5. Movement, Exercise and Activity

Exercise or engaging in an active or passive activity – the increased volumes of people pounding the pavement, or riding their bikes in my neighbourhood alone is evidence of people’s desire to be outside, getting some fresh air and keeping healthy and active.

In aged care and retirement facilities, this has been a focus for a long time, particularly to address the issues of movement and exercise to prevent / address limited mobility and incorporating regular exercise or activities for mental health and overall wellbeing.  Designed elements to support activity or exercise that individuals could partake in include pathway loops, activity tables and bench seats, edible gardens with tools/water at hand, flexible outdoor shaded spaces for gentle stretching or yoga.  Other facilities, such as pools, bowls rinks, bocce or fitness stations would be available in some centres, however current restrictions for use and access would need to be considered.

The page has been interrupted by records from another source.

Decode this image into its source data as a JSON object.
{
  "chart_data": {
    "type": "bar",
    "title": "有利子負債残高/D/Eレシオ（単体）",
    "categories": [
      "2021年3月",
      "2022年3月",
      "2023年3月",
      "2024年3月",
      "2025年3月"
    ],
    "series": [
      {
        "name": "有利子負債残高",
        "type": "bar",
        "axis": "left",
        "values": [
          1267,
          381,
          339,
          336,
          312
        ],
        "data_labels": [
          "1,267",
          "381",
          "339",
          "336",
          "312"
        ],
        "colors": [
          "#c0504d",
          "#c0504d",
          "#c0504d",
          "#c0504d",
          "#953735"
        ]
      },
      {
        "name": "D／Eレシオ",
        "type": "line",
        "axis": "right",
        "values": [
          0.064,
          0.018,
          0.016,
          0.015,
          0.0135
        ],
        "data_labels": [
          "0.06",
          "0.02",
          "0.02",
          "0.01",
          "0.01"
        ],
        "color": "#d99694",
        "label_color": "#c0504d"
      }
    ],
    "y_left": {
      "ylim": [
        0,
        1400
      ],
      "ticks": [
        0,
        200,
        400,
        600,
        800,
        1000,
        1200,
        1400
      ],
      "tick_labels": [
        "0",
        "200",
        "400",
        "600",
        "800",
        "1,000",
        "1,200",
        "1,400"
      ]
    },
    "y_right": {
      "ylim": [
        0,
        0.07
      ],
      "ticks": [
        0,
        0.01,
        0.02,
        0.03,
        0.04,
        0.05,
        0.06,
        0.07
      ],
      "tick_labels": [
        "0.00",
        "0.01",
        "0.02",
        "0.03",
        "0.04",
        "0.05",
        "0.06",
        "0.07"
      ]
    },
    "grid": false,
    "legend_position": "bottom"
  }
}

These design principles are transferable across a multitude of private or public open spaces; whether we are working for private clients or on public projects, as landscape architects we have an obligation to champion design led responses that will help tackle many of the challenges that face our communities such as those brought about by the COVID-19 isolation measures.  We need to be advocating for, amongst other things, healthy communities and the key role that open spaces play in community, physical and mental health, and wellbeing.